Не удивительно, что Мейерхольд после агитационно мощного «Рычи, Китай»8, в котором участие его косвенно, берется за тщательнейшую разработку и восстановление «Ревизора»; театр сделался настолько силен, что может манипулировать только пьесами громадного жизненного размаха. Я уверен, что Мейерхольд сделает из нового «Ревизора» театральное событие. Я убежден также, что работа над ним послужит к величайшей пользе молодой и талантливой труппы сотрудников Мейерхольда. Но больше всего я желаю этому театру скорее найти драматурга или драматургов, которые в состоянии были бы понять не только основные мотивы окружающей нас жизни, но и своеобразный, гибкий и постоянно обновляющийся инструмент, каким является театр Мейерхольда. В его основе лежит сейчас замечательная четкость и наблюдательность в создании типов и в то же время наклон к гиперболе, к гротескному сарказму, к реалистической фантастике, так что для этого театра нужно уже сейчас писать не столько по Островскому и даже не столько по Гоголю, как, может быть, по Аристофану.
Тут кто-нибудь может еще раз сказать глупую фразу: все назад да назад — к пассеизму[48]. Но Маркс, учениками которого мы являемся, признавал комедию и трагедию греков, как и их скульптуру, непревзойденными в дальнейшей цивилизации, допускал даже мысль, что, может быть, никогда искусство не поднимется на такие высоты глубочайших и в то же время пластически многообразных обобщений9.
Мы уже вступаем в настоящее время, правда, только на первые, шатающиеся ступени громадной лестницы мощного ренессанса искусства на почве новой живой общественности. Естественно, что, поднимаясь по этой лестнице, мы формально будем подходить к тому, что являлось вершиной трагедии, бытовой драмы, сатирической комедии и фарса во времена, когда каждое из этих поэтических растений цвело наиболее пышным цветом.

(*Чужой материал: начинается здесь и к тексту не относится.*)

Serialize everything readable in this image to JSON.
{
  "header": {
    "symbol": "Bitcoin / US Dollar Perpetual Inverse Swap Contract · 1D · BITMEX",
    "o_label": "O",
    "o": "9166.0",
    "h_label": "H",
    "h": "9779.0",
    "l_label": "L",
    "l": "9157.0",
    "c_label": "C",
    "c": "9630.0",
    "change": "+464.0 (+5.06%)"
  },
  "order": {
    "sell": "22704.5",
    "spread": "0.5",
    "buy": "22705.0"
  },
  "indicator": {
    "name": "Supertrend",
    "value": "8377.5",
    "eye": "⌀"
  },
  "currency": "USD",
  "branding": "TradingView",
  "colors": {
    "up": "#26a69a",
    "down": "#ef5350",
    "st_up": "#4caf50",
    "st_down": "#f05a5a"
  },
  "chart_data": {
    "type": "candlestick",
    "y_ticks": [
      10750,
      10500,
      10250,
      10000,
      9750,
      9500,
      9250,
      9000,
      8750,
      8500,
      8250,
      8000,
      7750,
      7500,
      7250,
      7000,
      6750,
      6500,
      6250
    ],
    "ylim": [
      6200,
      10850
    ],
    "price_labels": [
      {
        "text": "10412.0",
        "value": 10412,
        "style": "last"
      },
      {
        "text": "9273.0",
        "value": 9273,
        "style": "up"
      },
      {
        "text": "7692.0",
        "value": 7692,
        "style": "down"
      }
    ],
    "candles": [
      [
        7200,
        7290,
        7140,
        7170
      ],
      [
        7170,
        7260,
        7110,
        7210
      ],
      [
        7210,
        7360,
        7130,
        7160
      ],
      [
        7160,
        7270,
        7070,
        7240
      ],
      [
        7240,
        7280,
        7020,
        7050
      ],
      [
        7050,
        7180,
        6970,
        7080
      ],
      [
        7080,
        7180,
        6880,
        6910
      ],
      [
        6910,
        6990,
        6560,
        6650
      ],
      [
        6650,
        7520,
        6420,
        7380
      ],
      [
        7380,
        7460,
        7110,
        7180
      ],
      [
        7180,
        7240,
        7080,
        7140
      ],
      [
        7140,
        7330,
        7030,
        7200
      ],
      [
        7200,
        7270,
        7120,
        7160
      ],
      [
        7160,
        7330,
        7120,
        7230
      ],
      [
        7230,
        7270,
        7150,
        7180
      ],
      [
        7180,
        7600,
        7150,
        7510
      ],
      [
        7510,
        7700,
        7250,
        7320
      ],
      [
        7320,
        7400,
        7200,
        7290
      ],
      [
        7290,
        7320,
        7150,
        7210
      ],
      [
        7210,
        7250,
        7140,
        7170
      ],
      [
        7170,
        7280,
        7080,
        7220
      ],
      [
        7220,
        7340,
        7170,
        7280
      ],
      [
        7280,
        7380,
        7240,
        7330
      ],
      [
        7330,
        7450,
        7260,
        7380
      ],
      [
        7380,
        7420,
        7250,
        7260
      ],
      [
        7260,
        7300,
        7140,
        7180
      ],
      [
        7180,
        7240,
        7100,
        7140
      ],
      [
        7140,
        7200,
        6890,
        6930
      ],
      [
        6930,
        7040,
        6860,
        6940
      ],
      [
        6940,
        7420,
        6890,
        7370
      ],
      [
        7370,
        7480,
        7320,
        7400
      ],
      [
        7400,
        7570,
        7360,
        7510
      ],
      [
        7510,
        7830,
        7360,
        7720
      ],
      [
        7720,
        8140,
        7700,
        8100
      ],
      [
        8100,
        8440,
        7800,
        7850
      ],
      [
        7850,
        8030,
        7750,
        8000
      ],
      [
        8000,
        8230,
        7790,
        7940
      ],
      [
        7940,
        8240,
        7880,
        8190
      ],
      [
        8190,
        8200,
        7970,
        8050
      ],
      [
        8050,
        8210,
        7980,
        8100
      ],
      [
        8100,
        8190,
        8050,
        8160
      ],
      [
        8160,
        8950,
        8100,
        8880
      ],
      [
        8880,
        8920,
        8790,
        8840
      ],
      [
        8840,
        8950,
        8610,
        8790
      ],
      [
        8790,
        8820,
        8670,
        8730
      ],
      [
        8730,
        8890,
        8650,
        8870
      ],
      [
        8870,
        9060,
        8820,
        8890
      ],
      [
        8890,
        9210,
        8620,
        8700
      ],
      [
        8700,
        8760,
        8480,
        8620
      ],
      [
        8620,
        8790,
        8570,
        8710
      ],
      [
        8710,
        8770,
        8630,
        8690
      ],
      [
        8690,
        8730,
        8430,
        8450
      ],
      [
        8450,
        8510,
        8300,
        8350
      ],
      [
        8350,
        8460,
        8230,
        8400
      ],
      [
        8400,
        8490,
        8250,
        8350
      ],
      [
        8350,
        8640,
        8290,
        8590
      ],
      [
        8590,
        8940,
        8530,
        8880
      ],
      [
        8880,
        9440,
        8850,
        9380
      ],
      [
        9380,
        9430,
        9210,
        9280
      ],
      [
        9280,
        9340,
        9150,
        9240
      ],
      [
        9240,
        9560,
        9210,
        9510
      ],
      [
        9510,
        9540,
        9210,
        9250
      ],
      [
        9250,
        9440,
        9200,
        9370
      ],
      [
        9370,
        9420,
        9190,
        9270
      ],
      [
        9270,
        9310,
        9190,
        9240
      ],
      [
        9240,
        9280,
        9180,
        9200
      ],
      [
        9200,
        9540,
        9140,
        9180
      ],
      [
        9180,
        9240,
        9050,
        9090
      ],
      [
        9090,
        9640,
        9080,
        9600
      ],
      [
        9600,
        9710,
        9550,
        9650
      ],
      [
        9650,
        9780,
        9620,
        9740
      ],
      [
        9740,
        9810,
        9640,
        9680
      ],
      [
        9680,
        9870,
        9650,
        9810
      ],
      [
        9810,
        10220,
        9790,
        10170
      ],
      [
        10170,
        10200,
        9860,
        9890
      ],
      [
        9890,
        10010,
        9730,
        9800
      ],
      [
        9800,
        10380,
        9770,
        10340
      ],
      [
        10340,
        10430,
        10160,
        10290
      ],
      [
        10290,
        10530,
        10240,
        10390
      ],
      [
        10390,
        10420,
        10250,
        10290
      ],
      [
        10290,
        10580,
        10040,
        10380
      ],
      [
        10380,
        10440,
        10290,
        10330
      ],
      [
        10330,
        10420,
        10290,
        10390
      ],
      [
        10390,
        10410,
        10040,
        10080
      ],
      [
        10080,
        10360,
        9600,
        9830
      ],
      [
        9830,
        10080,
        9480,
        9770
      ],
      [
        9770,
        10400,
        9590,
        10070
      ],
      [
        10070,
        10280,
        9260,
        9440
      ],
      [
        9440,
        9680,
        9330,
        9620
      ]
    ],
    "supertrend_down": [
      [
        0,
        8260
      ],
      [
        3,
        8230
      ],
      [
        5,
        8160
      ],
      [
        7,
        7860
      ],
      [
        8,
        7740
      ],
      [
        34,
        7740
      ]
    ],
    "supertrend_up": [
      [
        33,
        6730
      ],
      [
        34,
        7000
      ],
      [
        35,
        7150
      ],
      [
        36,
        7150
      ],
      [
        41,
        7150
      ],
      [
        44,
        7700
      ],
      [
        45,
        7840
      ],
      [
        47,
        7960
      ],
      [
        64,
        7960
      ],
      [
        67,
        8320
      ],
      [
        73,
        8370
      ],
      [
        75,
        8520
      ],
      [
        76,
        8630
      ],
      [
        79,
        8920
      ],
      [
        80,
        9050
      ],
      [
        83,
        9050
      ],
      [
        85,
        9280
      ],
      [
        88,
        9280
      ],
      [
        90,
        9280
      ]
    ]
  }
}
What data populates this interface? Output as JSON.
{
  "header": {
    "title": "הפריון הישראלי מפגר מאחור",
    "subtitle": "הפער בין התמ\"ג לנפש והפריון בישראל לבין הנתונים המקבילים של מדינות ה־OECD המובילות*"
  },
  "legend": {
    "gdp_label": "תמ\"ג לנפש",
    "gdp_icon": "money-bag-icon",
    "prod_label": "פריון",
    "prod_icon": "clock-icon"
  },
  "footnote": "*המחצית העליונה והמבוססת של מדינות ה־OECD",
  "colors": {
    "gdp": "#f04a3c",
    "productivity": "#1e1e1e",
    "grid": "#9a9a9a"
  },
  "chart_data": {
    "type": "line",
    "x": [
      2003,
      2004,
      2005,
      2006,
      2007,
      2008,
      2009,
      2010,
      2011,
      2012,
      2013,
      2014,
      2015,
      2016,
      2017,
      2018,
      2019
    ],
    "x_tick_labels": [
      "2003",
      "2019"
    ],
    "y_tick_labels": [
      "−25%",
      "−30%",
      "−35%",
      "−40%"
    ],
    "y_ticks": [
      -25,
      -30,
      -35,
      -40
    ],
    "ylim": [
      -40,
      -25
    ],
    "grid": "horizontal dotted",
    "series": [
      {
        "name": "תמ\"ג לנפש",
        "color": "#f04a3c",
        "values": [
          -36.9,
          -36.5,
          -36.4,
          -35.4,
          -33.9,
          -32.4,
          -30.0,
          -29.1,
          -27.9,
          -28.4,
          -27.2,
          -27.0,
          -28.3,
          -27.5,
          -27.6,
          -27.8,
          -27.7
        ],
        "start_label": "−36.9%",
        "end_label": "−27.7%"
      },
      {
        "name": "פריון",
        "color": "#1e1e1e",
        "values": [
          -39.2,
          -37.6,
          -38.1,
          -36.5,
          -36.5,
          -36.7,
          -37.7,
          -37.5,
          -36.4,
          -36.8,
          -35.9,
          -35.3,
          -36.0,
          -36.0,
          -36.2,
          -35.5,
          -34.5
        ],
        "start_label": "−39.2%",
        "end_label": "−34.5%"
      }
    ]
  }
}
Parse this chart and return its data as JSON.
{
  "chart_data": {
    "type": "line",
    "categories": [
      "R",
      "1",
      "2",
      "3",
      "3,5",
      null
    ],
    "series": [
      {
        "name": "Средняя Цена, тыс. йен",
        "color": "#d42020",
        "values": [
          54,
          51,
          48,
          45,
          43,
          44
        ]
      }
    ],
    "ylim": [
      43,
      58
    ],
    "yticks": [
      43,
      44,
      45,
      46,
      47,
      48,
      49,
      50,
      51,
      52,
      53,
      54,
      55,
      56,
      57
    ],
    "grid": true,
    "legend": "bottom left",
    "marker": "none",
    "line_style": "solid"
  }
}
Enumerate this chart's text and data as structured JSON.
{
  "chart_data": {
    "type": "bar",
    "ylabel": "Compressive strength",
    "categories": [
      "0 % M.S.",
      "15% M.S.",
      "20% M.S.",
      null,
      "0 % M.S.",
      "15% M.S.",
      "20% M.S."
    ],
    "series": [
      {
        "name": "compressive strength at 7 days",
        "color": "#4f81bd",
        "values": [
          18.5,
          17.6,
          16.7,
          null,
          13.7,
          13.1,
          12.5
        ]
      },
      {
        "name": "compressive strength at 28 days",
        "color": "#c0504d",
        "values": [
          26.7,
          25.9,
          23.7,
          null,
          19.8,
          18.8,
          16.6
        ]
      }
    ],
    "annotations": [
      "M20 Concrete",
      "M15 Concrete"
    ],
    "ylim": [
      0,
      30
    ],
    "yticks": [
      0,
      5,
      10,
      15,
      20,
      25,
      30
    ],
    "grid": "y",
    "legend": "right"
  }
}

Из этого отнюдь нельзя сделать вывод, что соответственные наши достижения будут в чем-либо, кроме известных формальных сторон, тождественны или даже схожи с классическими образцами. Жизнь нашего глубоко народного, глубоко демократического, в лучшем смысле слова, общества создаст условия для возникновения театра, по напряжению своему равного театру античному, театру шекспировскому и т. д. Но она, конечно, в корне иная. И те крупнейшие поэты и театральные работники, которые в скором времени создадут давно неслыханный расцвет театрального искусства СССР, будут работать в нем совершенно иначе, в ином материале, исходя из иных принципов, стремясь к иным целям, чем их предшественники, памятники которых стоят на самых высоких кряжах искусства. Среди работников, поднимающихся сейчас по первым ступеням этой лестницы, особенно выразительно рисуется разнообразная, до высших пределов заряженная творческим электричеством фигура Мейерхольда.